‘‘I’m mad, quite mad you know. Oh yes, I’m a weird one. But I love it. You’ve got to make people laugh.’’
Mary Ellen Gibbs has been called ‘‘Nell’’ all her life and while she’s far from mad, she’s contagiously happy and a very active 101 years old today.
One of five children, she was born in 1915 and grew up in Echuca.
‘‘We all learned to swim off the old Adelaide, the paddle steamer,’’ Mrs Gibbs said.
‘‘I’m the worst swimmer in the world. I can’t put my head underwater... but we swam there and we had happy times.
‘‘We were always a happy family, always grateful for what you got.
‘‘I never said, oh I didn’t get that or a I wanted that. I’ve been blessed all my life.’’
Always philosophical, she married at just 19 to a fitter and turner with the railways, Colin Gibbs.
‘‘I got married to my most beautiful man on April 27, 1936, and he died a day after our 46th wedding anniversary,’’ she said.
‘‘He’s my only boy. Eventually he got cancer and lost his eye and half his face and Margaret, my only daughter, she got cancer and she passed away.
‘‘But on those things, you’ve got to realise, when you’ve had beautiful people in your life, now you might think this is ‘bulling’ but it’s not, how lucky have you been that you can recall the happy times?
‘‘And I’ll tell you something. This is God’s gospel truth. The day after Col passed away, I put two $50 notes in the back of my purse and they are still in the back of my purse. They’ve never been used. They were a security. There was no money coming in.’’
As a young married couple, the Gibbs moved to West Melbourne for Mr Gibbs to work on the railways, but after a few years, Mrs Gibbs was advised by her doctor to move back to the country because of her weak lungs, so they transferred to Benalla.
Eight decades later and Mrs Gibbs’ memory is still sharp.
She recalled the day in 1936 when she was working in a grocery in Echuca.
‘‘This particular Friday night, Mr McGrath that owned the shop came out into the shop and said, ‘Quiet please, quiet please. His Majesty the King has just passed away.’ That’s the gospel truth.’’
Young Nell was just 20 when King George V, grandfather of Queen Elizabeth II, died.
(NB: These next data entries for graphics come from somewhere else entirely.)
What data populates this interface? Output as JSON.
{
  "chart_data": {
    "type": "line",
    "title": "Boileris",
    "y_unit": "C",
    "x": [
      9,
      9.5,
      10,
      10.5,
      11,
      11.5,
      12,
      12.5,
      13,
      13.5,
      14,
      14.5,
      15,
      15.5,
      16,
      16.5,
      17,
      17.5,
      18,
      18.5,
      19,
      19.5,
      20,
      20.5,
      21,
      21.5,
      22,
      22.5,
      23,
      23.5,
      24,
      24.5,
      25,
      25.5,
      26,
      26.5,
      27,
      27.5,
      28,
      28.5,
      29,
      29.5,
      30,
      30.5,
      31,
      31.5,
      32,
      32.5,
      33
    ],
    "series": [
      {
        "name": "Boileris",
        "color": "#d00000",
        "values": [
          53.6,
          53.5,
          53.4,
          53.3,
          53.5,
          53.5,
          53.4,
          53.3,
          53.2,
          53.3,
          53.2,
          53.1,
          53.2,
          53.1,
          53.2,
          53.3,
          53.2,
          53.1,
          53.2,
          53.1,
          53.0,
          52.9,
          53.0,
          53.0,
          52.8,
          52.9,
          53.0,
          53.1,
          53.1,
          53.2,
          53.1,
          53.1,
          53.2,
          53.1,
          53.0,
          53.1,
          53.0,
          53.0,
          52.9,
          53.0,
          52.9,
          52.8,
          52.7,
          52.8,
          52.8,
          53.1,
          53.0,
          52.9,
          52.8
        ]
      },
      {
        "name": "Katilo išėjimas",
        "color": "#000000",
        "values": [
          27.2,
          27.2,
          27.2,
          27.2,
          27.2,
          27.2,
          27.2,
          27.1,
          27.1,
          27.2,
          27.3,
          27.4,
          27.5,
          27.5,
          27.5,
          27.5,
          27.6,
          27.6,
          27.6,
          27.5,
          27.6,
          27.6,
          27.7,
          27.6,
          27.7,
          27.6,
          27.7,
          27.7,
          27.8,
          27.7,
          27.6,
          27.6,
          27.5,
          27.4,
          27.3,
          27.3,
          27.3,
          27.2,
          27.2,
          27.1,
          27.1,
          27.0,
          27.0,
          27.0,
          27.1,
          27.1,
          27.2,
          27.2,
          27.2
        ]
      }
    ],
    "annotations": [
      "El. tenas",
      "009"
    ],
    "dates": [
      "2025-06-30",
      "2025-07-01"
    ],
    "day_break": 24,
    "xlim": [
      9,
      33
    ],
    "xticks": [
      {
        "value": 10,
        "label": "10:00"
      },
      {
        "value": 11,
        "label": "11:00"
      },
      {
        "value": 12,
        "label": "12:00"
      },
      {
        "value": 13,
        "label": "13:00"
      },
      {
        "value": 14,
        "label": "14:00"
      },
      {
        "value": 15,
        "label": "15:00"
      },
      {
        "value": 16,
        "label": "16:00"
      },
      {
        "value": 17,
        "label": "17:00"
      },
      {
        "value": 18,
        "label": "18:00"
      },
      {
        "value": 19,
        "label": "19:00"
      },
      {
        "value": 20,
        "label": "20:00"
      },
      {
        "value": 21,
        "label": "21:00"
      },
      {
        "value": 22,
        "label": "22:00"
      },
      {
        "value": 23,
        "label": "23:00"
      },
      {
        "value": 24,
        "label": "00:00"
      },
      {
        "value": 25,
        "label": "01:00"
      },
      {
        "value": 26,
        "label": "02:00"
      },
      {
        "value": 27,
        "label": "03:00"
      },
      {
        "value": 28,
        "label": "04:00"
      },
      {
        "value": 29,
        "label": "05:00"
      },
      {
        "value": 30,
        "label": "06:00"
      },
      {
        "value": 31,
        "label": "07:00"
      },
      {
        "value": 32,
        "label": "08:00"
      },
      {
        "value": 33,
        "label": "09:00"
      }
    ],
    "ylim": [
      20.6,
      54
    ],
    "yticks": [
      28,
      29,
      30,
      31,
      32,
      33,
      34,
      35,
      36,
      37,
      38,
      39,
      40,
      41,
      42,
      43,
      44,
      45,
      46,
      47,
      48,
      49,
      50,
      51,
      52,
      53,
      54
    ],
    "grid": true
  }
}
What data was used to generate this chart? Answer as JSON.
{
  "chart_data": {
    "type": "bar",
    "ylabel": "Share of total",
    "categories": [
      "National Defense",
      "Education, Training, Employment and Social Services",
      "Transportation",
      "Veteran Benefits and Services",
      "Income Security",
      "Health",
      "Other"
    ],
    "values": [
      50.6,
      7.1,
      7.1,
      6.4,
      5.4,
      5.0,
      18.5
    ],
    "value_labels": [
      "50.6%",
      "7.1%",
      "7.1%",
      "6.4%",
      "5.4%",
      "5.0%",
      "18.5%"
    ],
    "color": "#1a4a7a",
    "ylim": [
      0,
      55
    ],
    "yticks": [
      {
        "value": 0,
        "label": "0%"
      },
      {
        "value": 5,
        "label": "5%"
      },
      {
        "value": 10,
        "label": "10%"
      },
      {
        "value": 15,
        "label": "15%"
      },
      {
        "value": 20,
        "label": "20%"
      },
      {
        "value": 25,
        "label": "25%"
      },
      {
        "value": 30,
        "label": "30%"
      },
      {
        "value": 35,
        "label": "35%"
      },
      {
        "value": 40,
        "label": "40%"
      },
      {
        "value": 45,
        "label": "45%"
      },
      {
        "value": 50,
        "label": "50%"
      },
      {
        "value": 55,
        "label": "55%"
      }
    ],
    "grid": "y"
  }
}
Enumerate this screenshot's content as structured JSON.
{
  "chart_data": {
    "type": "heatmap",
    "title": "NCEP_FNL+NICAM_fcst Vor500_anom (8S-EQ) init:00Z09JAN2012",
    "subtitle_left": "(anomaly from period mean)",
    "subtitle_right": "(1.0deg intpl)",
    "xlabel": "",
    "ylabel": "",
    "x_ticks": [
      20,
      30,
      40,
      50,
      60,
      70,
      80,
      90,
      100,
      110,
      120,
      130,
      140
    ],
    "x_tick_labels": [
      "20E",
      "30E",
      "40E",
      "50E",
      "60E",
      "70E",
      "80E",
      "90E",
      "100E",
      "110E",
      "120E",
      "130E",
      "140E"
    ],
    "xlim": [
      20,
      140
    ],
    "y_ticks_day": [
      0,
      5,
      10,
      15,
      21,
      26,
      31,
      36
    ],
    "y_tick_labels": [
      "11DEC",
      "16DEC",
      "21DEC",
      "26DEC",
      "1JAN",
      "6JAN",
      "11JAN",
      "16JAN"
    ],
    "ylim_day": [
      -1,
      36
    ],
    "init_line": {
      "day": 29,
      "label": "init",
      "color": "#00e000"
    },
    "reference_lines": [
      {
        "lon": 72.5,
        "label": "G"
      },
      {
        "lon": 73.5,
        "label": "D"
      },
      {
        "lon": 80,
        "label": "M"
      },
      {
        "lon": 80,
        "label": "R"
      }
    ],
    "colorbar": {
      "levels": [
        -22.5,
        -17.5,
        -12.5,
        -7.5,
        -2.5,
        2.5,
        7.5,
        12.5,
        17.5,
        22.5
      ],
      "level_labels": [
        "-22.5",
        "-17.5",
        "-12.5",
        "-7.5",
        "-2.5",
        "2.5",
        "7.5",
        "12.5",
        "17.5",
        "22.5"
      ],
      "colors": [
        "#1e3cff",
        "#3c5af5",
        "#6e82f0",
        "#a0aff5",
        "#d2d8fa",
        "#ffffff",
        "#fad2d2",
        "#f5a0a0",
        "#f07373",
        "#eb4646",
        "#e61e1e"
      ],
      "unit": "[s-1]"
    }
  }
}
‘‘So I said little Hail Mary’s for him,’’ she said.
For the past five years Mrs Gibbs has been very happily living on her own in a semi-dependent unit at Cooinda Retirement Village, and won’t tolerate any criticism of the facility.
‘‘If anyone said a bad word about Cooinda, I’d job them!
‘‘I’m just a very lucky person. They say, why are you here? I get sick to death of it. There’s nothing wrong with me! I’ve just had two strokes, but I can still walk, and the kids bought me this thing (a walker).’’
It would seem longevity is in the genes with her grandmother making it to 104. But there is another clue.
‘‘Never drinked, never smoked, never drove a car,’’ she said.
Another quintessentially ‘‘Nell’’ characteristic is she only ever wears dresses.